In The Age Of Disillusionment, Never Stop Crying


This is a note for all those who’ve cried, “That’s it. I’ve lost faith in humanity,” or wept, “I give up. There’s nothing I can do to help.”

It’s a note for those of us who’ve tried to save the world, but slunk home with our heads down in shame. It’s for us millennials who are mocked for our idealism in the face today’s harsh realities.

I myself have hung my head low, traveling through each stage of disillusionment and their corresponding tears.

When I came back from India in 2006, I burst into tears in my high school photoshop class. My teacher Mr. Millet pulled up a chair besides me, hugged me, and listened through my sobs—“I can’t believe people live like that. They are just so poor. Dirt everywhere. Nothing is clean, no water, no nothing! We are so blessed in America.” Sweet tears, teenage tears, tears of shock and pity. Later as a grad student, I would look down on those tears: “Privileged private high schooler crying white man’s burden tears about poor people in the third world. Degrading pity.”

On the Turkey-Syria border in 2014, I listened to a Syrian activist tell his story. Assad imprisoned him for months—burning, beating, starvation filled his hours. Merely telling the story brought tears to his eyes. But not to mine. This was my job. Listening to these stories and problem solving with development and policy was my job. I had to be professional. All the graduate students in the room remained frozen in professionalism.

Then in Liberia in 2014, I cried angry tears: Men are disgusting pigs. Every single one of them. Liberian women stopped the decade-long civil war through nonviolent protests in 2000-2003, but now male teachers refuse female students good grades unless sexual favors are given. I screamed in blind rage because we’re such nasty creatures.

And then last month in the Kurdistan Region of Iraq, I wept my resignation tears. I resigned myself to the knowledge that our world is built to perpetuate violence. We’re essentially cannibals, consuming the less privileged community beneath us. Where does your lifestyle comes from? That iPhone came from a human rights abuses production line. One slave laborer wrote you some poems before he jumped himself out of a window.

I asked my boss with teary eyes: “How do you escape the global-self harm?”

“You can’t. And I wish that still touched me, but it doesn’t anymore.”

“I’m sure it does. You just know how to cope,” I tried to reassure her.

“Cope so well that I no longer feel.”

“You feel it. You’re just being professional, which is highly needed in these emotionally tense situations.”

“No, I don’t. You could sit a starving child on my lap, and I wouldn’t blink.”

“Well…why do you say that?”

“I see you cry, and I don’t. I’ve seen too much. I wish I still cried, but I can’t. Trust me, you’re the sane one not me.”

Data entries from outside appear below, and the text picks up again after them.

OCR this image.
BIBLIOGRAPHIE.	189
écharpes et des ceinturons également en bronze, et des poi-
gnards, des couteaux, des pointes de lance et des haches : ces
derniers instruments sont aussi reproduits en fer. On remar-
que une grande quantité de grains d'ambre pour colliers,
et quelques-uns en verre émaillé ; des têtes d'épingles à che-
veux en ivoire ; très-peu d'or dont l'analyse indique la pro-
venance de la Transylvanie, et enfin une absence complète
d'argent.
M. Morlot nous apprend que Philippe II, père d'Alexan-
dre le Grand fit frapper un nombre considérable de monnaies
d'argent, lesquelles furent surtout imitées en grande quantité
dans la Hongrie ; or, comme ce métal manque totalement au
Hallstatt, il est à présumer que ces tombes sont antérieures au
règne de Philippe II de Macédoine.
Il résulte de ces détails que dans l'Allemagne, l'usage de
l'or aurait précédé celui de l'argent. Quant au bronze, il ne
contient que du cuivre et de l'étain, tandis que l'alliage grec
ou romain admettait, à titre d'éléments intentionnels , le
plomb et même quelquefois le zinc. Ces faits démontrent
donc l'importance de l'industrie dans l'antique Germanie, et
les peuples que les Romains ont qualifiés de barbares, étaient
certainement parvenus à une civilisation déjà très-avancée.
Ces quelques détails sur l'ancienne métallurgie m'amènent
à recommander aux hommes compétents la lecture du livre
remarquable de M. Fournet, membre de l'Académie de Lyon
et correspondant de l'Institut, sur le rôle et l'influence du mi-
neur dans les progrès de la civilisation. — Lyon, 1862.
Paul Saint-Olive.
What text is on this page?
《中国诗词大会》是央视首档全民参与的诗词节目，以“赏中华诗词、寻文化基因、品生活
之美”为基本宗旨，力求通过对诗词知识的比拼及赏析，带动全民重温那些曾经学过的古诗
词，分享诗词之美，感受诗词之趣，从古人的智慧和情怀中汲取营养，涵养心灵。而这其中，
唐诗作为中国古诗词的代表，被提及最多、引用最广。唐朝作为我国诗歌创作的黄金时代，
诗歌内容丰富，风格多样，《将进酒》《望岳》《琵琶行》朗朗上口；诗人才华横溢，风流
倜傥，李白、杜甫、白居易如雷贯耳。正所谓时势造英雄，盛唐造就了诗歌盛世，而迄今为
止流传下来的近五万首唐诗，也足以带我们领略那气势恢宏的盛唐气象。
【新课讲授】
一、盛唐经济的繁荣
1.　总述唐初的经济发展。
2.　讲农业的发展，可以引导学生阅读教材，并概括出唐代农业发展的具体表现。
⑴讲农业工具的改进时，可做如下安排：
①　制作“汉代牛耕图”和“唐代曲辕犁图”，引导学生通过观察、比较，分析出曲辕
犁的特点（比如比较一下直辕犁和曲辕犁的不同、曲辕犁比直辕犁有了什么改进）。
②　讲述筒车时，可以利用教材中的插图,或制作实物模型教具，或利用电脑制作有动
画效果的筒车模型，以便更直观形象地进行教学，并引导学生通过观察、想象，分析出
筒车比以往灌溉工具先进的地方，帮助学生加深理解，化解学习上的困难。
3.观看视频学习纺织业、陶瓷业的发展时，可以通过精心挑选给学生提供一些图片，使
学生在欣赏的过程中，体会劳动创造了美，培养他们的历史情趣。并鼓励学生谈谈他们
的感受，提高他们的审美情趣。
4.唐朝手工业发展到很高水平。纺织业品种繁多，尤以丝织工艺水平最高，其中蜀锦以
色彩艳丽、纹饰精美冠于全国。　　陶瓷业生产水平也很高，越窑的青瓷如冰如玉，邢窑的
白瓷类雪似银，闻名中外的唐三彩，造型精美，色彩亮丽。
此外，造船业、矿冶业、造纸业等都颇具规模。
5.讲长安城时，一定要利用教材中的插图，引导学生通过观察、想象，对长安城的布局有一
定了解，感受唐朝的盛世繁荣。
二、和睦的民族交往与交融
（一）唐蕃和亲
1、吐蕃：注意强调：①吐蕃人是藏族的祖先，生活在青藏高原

“When did it stop? Or how did it stop?”

“When I heard a UN peacekeeper raping a child in the hotel room next door to mine, and there was absolutely nothing I could do about it to make it stop.”

“Oh my god…”

“I wept the whole plane ride home. And after that I could never cry again.”

“I mean…”

“But promise me one thing.”

“Sure. What?”

“Never ever stop crying. Because once you’ve stopped crying that means you’ve become just like the bastards who start these conflicts.”

And so then you can cry those last tears upon realizing humanity is no longer worth crying over. You can weep uncontrollably until you stop. Just completely stop forever.

Or you can choose a brave heart, a sensitive heart that defies harsh realities. You cry again, allowing others to touch you. Your tears will stand defying the destruction and violence that seek to be the norm. Life is worth, in my forever idealistic mind, the defiance tears. Those are the tears that transform your heart and thereby transform the world.